Tracing a queue antipattern
Here's a more subtle one.
It is tempting to use Cassandra as a durable queue, e.g.
CREATE TABLE queues (
id text,
created_at timeuuid,
value blob,
PRIMARY KEY (id, created_at)
);
This relies on Cassandra's clustering within a partition (where the partition is the queue id) to order queue entries by creation time. Then grabbing the most recent queue entry is just SELECT FROM queues WHERE id = 'myqueue' ORDER BY created_at LIMIT 1.
Here's what that looks like after creating and removing 100,000 entries:
activity | timestamp | source | source_elapsed
------------------------------------------+--------------+-----------+----------------
execute_cql3_query | 19:31:05,650 | 127.0.0.1 | 0
Sending message to /127.0.0.3 | 19:31:05,651 | 127.0.0.1 | 541
Messsage received from /127.0.0.1 | 19:31:05,651 | 127.0.0.3 | 39
Executing single-partition query | 19:31:05,652 | 127.0.0.3 | 943
Acquiring sstable references | 19:31:05,652 | 127.0.0.3 | 973
Merging memtable contents | 19:31:05,652 | 127.0.0.3 | 1020
Merging data from memtables and sstables | 19:31:05,652 | 127.0.0.3 | 1081
Read 1 live cells and 100000 tombstoned | 19:31:05,686 | 127.0.0.3 | 35072
Enqueuing response to /127.0.0.1 | 19:31:05,687 | 127.0.0.3 | 35220
Sending message to /127.0.0.1 | 19:31:05,687 | 127.0.0.3 | 35314
Messsage received from /127.0.0.3 | 19:31:05,687 | 127.0.0.1 | 36908
Processing response from /127.0.0.3 | 19:31:05,688 | 127.0.0.1 | 37650
Request complete | 19:31:05,688 | 127.0.0.1 | 38047
Take a look in the middle here: "Read 1 live cells and 100000 tombstoned."
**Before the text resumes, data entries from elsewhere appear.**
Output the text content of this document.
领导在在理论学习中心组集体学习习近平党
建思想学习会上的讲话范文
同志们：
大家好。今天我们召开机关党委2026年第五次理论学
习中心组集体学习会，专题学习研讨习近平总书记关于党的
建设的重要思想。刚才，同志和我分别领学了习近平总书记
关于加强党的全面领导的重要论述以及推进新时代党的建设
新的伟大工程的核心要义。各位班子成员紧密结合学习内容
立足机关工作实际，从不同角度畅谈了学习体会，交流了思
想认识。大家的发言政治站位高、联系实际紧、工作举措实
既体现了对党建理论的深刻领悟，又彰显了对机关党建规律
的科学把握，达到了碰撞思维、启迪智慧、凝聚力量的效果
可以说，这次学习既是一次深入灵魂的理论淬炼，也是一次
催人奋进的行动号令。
Because Cassandra uses a log-structured storage engine, deletes do not immediately remove all traces of a row. Instead, Cassandra writes a deletion marker called a tombstone that supresses the old data until it can be compacted away.
So what we see in this trace is Cassandra having to read past all the older, deleted entries, before it gets to one that is still alive -- a sign that you need to rethink your data model.
Availability
Tracing is part of Cassandra 1.2. Beta 2 is ready for testing; we expect the final release before the end of the year.